A blizzard of legal challenges resulted in three of the executions being halted and raised broader questions about the lethal injection drug mixes and death chamber protocols in U.S. executions, which hit a quarter-century low in 2016.

The last time two executions were attempted in one night was in 2014 in Oklahoma, when prison staff bungled the first and the state called off the second one.

Johnson was convicted in Arkansas of the 1993 murder and sexual assault of Carol Heath. Prosecutors said he beat, strangled and slit Heath's throat while the victim's 6-year-old daughter watched.

Johnson's lawyers said experts have proven the child's testimony was unreliable. They also said the execution should be put on hold to allow for newer types of DNA testing that were previously unavailable.

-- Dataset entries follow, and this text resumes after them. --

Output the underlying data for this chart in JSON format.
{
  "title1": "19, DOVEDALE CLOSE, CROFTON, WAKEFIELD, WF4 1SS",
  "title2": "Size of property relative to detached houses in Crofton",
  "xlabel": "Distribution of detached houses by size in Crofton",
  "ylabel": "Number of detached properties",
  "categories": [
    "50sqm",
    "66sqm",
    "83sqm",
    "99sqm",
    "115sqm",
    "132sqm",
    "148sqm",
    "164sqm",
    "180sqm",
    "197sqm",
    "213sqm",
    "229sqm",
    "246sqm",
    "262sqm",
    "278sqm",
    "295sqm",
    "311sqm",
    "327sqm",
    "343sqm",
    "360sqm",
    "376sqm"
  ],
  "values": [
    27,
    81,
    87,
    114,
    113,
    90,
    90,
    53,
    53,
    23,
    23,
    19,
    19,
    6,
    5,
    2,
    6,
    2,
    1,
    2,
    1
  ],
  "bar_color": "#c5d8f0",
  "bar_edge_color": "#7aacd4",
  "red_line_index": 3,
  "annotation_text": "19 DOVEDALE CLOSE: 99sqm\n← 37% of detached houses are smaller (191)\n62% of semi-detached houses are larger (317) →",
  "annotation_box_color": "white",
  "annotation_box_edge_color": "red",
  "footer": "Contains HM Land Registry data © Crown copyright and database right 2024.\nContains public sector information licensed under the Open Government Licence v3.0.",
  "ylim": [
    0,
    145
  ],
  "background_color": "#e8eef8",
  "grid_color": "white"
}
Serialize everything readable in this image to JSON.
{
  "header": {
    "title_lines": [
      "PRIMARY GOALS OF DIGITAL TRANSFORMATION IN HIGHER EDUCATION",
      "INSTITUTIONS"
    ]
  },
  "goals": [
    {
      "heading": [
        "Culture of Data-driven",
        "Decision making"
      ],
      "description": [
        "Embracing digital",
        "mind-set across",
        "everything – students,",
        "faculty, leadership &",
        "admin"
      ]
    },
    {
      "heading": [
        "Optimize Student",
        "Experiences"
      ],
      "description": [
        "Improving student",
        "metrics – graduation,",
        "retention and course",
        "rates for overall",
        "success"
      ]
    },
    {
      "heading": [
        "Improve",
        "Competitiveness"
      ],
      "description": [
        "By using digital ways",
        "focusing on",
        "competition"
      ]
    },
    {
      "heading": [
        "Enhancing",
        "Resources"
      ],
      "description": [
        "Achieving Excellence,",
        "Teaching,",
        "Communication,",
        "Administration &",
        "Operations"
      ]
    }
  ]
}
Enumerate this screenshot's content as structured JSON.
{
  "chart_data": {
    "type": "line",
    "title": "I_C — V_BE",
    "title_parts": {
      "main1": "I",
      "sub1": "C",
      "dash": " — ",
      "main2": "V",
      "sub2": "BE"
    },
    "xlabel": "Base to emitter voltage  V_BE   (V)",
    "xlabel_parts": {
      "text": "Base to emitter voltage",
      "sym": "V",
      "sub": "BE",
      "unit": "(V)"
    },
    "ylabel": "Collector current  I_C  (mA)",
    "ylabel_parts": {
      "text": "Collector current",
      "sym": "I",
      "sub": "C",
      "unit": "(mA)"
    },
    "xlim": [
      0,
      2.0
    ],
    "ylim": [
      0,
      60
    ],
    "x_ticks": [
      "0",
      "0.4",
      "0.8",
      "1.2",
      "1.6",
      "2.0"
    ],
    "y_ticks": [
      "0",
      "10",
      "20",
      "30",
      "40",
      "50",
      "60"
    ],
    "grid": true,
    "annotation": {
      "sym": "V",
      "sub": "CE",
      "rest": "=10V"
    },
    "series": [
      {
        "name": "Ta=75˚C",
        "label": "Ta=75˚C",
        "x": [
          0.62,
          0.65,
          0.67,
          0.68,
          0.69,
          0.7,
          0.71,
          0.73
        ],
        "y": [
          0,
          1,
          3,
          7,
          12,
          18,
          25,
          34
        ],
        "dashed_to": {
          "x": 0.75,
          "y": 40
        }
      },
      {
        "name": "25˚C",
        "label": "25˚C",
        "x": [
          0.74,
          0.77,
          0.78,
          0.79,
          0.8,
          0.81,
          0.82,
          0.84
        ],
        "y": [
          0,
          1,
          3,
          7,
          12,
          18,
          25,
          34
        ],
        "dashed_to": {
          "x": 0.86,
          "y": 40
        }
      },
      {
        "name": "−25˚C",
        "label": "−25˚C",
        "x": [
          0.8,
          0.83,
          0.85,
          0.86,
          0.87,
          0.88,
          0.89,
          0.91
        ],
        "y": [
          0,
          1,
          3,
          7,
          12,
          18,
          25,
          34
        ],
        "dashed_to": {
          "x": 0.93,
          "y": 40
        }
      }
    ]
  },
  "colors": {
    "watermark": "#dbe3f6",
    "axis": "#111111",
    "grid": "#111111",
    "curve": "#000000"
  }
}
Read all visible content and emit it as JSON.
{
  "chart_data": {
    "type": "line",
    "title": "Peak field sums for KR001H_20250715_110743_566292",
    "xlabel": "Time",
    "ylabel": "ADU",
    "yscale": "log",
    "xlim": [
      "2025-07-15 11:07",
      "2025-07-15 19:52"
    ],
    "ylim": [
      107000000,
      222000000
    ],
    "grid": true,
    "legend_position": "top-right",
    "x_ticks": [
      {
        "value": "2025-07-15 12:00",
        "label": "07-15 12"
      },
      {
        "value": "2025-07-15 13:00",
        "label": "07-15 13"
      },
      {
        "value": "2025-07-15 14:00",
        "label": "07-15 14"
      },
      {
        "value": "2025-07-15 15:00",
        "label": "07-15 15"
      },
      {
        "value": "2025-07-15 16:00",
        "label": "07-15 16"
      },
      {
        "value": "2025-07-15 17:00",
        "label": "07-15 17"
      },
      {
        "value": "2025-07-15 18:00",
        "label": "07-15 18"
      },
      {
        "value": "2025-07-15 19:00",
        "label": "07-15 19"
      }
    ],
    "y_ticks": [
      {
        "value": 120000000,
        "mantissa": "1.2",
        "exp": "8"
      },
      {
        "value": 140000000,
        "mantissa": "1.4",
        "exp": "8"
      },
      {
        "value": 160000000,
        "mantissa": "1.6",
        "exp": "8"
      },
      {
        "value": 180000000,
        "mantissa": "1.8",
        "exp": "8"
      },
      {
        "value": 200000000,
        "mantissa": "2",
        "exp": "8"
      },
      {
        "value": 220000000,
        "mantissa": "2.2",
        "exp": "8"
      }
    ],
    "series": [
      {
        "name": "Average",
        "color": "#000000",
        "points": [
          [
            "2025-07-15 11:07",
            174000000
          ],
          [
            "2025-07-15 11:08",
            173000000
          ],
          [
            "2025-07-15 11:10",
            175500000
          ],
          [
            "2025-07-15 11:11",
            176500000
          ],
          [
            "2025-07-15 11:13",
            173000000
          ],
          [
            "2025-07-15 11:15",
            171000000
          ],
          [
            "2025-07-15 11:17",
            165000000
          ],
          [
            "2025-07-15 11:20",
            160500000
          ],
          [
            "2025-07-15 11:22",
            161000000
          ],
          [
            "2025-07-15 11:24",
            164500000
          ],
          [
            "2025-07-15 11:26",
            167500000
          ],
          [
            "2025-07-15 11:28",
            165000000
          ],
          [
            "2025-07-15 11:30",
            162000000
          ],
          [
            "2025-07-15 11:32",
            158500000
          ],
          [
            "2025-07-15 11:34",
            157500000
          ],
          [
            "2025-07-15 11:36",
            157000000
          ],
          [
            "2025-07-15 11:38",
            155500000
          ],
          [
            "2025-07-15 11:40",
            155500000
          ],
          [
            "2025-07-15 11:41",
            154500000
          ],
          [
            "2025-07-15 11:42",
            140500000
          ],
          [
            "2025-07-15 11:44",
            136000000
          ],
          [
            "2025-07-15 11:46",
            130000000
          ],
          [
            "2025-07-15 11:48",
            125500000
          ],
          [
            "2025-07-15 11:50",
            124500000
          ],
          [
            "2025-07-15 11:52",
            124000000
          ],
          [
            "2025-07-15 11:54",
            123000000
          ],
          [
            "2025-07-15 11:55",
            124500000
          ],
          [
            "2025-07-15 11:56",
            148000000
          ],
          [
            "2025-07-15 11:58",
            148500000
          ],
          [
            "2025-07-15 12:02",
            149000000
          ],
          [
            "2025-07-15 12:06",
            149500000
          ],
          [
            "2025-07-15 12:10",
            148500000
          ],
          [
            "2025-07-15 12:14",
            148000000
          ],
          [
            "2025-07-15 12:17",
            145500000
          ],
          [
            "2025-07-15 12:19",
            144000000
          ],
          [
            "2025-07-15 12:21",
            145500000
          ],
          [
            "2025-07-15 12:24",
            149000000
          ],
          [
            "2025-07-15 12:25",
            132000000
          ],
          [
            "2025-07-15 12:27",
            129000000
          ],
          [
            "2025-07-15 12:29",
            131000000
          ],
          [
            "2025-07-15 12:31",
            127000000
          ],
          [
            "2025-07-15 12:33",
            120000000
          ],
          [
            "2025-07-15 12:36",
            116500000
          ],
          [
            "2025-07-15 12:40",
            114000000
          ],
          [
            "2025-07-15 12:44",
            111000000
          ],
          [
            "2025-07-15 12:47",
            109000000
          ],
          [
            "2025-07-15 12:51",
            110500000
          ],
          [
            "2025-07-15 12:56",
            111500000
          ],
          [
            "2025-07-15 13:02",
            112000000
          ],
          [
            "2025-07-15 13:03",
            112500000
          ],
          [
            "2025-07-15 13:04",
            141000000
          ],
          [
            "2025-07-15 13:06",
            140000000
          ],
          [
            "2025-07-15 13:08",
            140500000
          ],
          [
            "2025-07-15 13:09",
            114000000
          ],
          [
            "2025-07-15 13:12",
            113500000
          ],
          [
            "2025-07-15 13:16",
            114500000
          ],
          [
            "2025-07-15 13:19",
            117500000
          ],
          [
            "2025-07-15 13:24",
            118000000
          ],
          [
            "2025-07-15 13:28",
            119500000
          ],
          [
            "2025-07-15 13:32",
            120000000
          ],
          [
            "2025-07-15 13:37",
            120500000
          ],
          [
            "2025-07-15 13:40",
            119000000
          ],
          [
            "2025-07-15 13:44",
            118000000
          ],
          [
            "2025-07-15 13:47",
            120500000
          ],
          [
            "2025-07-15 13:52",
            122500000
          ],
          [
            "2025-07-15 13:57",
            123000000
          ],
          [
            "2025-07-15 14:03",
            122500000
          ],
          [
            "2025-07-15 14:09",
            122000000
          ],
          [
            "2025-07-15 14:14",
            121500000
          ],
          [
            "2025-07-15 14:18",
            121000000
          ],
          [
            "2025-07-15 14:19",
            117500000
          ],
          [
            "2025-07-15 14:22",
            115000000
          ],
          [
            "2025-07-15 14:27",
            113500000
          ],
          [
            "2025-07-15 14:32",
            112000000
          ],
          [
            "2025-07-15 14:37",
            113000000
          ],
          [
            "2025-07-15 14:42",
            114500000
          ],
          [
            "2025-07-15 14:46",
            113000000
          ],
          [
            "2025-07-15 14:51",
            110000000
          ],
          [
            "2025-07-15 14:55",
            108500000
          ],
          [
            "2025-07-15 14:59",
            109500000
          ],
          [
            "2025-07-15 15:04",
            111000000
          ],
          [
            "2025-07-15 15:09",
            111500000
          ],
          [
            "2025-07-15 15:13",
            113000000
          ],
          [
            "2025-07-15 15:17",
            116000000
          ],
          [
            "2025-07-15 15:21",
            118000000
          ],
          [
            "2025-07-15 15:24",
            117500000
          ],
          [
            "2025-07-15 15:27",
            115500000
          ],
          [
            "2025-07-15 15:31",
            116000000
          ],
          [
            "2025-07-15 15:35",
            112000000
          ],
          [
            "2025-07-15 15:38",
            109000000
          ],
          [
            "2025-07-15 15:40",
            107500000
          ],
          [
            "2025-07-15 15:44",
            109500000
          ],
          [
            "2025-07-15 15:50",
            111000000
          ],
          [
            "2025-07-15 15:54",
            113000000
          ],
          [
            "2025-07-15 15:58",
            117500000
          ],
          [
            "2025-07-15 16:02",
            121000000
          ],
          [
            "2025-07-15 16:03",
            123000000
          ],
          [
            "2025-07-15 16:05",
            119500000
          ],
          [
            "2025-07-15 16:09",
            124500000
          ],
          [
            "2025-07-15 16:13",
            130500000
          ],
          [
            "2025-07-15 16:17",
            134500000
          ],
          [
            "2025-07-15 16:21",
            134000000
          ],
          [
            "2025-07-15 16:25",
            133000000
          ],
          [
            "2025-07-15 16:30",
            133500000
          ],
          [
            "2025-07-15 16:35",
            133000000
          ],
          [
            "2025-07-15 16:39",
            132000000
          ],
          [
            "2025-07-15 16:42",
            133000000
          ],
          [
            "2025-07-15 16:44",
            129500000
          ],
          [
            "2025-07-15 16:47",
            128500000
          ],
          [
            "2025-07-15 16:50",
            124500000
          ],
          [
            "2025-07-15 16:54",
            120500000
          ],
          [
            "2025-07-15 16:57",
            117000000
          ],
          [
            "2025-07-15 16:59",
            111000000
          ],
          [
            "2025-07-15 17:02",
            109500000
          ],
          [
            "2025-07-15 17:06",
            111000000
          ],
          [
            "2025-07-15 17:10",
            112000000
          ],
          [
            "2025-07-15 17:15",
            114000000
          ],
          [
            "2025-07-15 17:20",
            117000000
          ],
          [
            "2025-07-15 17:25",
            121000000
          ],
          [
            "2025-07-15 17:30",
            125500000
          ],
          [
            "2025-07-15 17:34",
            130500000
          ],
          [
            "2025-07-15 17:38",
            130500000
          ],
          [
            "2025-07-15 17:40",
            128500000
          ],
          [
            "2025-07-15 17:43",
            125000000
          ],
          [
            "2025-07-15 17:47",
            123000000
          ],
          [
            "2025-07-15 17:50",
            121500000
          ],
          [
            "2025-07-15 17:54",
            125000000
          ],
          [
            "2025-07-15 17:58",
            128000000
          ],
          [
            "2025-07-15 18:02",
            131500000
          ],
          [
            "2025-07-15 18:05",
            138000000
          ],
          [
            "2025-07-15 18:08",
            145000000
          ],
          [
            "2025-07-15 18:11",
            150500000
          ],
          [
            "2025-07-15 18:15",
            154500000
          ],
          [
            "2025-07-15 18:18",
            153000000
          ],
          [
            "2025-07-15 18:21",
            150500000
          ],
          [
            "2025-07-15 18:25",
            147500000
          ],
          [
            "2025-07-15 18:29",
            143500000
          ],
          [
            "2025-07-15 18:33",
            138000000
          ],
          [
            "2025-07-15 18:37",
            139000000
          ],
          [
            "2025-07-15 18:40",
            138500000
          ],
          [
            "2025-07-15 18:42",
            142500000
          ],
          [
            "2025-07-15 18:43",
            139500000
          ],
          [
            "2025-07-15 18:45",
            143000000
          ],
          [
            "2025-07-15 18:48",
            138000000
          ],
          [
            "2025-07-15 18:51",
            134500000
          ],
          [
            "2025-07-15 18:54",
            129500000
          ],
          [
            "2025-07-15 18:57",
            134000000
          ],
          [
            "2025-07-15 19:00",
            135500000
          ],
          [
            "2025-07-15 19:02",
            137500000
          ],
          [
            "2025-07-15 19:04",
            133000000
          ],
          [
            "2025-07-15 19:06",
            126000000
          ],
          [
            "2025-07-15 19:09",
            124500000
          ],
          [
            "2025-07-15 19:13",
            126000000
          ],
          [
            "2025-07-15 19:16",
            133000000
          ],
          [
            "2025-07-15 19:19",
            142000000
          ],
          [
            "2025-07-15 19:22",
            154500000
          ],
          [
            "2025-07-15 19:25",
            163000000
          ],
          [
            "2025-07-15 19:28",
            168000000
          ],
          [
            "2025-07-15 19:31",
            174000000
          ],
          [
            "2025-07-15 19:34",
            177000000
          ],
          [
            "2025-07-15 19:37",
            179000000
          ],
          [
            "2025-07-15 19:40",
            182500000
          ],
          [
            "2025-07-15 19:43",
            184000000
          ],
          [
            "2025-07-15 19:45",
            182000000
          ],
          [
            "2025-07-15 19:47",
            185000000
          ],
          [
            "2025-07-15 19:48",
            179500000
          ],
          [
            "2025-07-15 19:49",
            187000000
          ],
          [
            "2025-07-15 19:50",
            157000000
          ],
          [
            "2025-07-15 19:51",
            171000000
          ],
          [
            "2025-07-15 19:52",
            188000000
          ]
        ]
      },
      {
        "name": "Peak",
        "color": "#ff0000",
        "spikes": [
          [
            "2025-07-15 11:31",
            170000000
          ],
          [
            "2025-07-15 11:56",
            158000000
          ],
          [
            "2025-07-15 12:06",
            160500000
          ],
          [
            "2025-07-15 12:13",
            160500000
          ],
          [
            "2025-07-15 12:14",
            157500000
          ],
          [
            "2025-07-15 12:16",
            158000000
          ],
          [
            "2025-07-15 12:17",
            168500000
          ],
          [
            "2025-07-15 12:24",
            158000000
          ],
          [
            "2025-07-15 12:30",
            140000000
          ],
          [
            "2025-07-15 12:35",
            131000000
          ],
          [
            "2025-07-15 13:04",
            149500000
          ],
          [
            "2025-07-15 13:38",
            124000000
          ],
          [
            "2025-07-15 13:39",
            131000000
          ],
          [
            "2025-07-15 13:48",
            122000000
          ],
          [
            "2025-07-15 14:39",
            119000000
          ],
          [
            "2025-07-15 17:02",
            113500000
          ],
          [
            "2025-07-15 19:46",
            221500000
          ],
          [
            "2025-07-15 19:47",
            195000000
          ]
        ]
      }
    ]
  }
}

"Some items have never been tested," said Jeff Rosenzweig, an attorney for Johnson. "We think we should be able to use these new techniques, but we’ve been denied that so far."

Lee was convicted of beating Debra Reese to death with a tire iron in 1993. On Tuesday, a state judge denied a motion from Lee's lawyers for DNA testing.

"This Court does not find that the proposed testing would raise a reasonable probability that the defendant did not commit the offense," state Circuit Judge Herbert Wright wrote in a ruling, which Lee's lawyers have appealed.